Pete Finnigan's Oracle Security Weblog

Slavik emailed me today to let me know of a guest posting by Roy Fox on his blog with a post titled http://www.slaviks-blog.com/2009/08/18/side-channel-information-leakage-using-vpd/ - (broken link) Side-Channel Information Leakage using VPD that describes a way to infer whether VPD is enabled on a particular table.

This is an interesting article with good points but I have some comments. These are not aimed at Roy but at Arups code that he uses as an example - I should say that this is also not knocking Arup as his code is used in a different context here!

Roy has just picked a simple implementation of VPD agains a table by Arup in an article from the Oracle magazine, the code is also very similar to that in his book "Oracle Privacy Security Auditing" so its a bit out of date in terms of its written 6 years ago BUT the code still works. Roy has found a 6.09 time factor gap between a table with or without VPD. Also interestingly he also points out a 3.26 factor time gap between a table that doesnt exist and a table where the user has no rights on it.

So to my comments; as is always the case an Oracle database and its applications are very specific to any particular setup and instance. i.e. load, size, code written, versions, platforms and many more factors. In other words the 6.09 is not locked in stone its particular to Roys unloaded system and also to Arups code. This is not to say that with a factor like this its not a problem, it likely is in most cases. I have not got time to do some tests but my first test would be to do a similar test where the code is more realistic. The code presented by Arup is fine but my experience of VPD in real life systems is that policies are usually split across tables, contexts are almost exclusively used, dynamic policies are avoided like the plague, policy groups are used, in other words performance is king. I would be interested to see what the difference is based on resolving a context which sits in RAM and doesnt need any SQL rather than Arups code which uses SQL in a loop. Also Arups code / example is more realistic in a scenario where OLS would be used where individual records to be protected (or rather opened for view) are sought via controls. This really looks more like OLS rather than a more traditional VPD scenario where records are grouped on some factor.

Also not related to Roys work is the fact that Arups code has another hidden flaw. The code relies on a central security lookup table.
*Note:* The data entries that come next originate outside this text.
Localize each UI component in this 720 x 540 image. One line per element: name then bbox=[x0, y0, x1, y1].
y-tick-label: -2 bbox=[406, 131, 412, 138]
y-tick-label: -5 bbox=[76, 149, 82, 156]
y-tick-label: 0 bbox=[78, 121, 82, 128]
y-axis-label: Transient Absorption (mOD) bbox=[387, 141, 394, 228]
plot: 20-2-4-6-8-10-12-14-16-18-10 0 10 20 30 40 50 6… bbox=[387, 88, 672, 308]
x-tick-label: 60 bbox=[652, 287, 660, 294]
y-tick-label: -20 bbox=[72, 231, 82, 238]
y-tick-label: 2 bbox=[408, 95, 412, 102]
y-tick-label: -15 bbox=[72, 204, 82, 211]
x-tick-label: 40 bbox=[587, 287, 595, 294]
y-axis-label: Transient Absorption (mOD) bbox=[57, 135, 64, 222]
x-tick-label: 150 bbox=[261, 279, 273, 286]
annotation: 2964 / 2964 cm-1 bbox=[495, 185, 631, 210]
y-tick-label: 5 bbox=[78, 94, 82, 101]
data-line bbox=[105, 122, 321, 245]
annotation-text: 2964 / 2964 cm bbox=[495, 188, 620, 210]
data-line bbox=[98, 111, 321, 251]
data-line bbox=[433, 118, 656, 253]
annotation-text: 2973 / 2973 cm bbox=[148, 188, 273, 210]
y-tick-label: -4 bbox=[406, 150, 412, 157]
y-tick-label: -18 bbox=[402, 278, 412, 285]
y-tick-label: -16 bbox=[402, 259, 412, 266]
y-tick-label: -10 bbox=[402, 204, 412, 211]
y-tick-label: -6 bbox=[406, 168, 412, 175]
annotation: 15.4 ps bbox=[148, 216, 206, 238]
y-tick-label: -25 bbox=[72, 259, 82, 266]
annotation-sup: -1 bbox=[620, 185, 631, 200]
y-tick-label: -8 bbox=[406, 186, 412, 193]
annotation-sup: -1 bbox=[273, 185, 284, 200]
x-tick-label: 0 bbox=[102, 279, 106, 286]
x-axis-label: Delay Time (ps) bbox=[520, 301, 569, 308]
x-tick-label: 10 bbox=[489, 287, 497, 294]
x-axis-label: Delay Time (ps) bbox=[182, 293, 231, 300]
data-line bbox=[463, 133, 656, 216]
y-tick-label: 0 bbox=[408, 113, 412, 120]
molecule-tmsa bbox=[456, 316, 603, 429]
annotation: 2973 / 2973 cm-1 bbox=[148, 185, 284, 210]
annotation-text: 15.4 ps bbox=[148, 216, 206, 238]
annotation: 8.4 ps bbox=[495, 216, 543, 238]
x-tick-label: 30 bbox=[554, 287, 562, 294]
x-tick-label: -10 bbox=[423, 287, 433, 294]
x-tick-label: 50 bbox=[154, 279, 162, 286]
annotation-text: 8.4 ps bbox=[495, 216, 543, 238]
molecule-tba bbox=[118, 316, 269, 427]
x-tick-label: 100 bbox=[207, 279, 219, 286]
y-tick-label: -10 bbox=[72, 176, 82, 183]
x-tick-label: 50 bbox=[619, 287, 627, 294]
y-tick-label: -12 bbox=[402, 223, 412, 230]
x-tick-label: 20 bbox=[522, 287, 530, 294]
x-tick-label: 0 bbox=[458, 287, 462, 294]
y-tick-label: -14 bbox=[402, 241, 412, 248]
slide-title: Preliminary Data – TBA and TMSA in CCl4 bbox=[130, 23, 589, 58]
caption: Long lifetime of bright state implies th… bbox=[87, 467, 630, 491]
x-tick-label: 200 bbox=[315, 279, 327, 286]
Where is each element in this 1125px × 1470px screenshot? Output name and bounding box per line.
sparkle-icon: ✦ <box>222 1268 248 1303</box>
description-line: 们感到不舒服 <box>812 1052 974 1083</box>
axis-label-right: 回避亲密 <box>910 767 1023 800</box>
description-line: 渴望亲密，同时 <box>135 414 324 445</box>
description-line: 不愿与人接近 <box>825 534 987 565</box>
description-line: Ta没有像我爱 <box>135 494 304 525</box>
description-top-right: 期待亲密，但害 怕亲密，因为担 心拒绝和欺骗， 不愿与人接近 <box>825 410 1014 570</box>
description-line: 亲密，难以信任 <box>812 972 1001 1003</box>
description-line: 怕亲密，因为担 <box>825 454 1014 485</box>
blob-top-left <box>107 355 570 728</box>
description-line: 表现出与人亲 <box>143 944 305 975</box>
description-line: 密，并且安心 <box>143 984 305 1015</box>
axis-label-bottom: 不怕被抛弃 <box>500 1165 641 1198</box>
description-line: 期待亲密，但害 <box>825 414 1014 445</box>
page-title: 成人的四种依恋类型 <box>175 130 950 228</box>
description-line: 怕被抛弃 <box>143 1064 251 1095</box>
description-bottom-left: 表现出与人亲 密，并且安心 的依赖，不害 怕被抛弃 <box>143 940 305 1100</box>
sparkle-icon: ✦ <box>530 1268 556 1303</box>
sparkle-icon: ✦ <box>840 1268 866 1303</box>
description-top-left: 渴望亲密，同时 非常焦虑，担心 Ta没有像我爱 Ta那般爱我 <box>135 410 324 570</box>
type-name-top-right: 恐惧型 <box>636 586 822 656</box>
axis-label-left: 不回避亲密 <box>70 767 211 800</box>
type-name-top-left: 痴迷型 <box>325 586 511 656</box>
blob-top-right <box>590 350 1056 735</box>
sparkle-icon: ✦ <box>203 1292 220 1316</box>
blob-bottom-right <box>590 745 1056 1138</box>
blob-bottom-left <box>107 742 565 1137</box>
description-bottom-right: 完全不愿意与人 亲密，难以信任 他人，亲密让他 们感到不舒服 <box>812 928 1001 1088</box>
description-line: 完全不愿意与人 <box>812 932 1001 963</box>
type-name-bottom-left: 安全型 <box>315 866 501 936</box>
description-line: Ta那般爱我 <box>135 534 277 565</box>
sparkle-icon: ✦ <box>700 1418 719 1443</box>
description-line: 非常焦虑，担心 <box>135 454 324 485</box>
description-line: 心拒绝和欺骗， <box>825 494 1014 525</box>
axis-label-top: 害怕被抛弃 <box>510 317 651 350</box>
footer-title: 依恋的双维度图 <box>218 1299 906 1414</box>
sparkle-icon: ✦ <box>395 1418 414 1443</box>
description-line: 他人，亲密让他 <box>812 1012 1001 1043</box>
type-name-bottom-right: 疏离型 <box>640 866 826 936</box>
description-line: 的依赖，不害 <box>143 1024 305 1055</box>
This is not protected by VPD and indeed if you try to protect it by VPD you will find issues that make doing so very difficult whilst still allowing access to the data. The scenario is this if "FRED" is not allowed to see the lookup to see what records he can see then he cannot see them! - there are workarounds that allow VPD to be used but they have flaws. the problem in this scenario presented by Arup is that the VPD can simply be bypassed by modifying the access_policy table. We dont know the security settings on this table as they are not shown but they are not likely to be be VPD as this doesnt work.

The bottom line though is that people will copy Arups code into production as there are not that many VPD examples out there. I have seen production databases that use Tom's code for example!

So yes great idea Roy, I would like to see some more general examples on other types/implementations of VPD to compare the results.

I have written on VPD many times in the past; there are two presentations and two articles available on my Oracle security white papers page.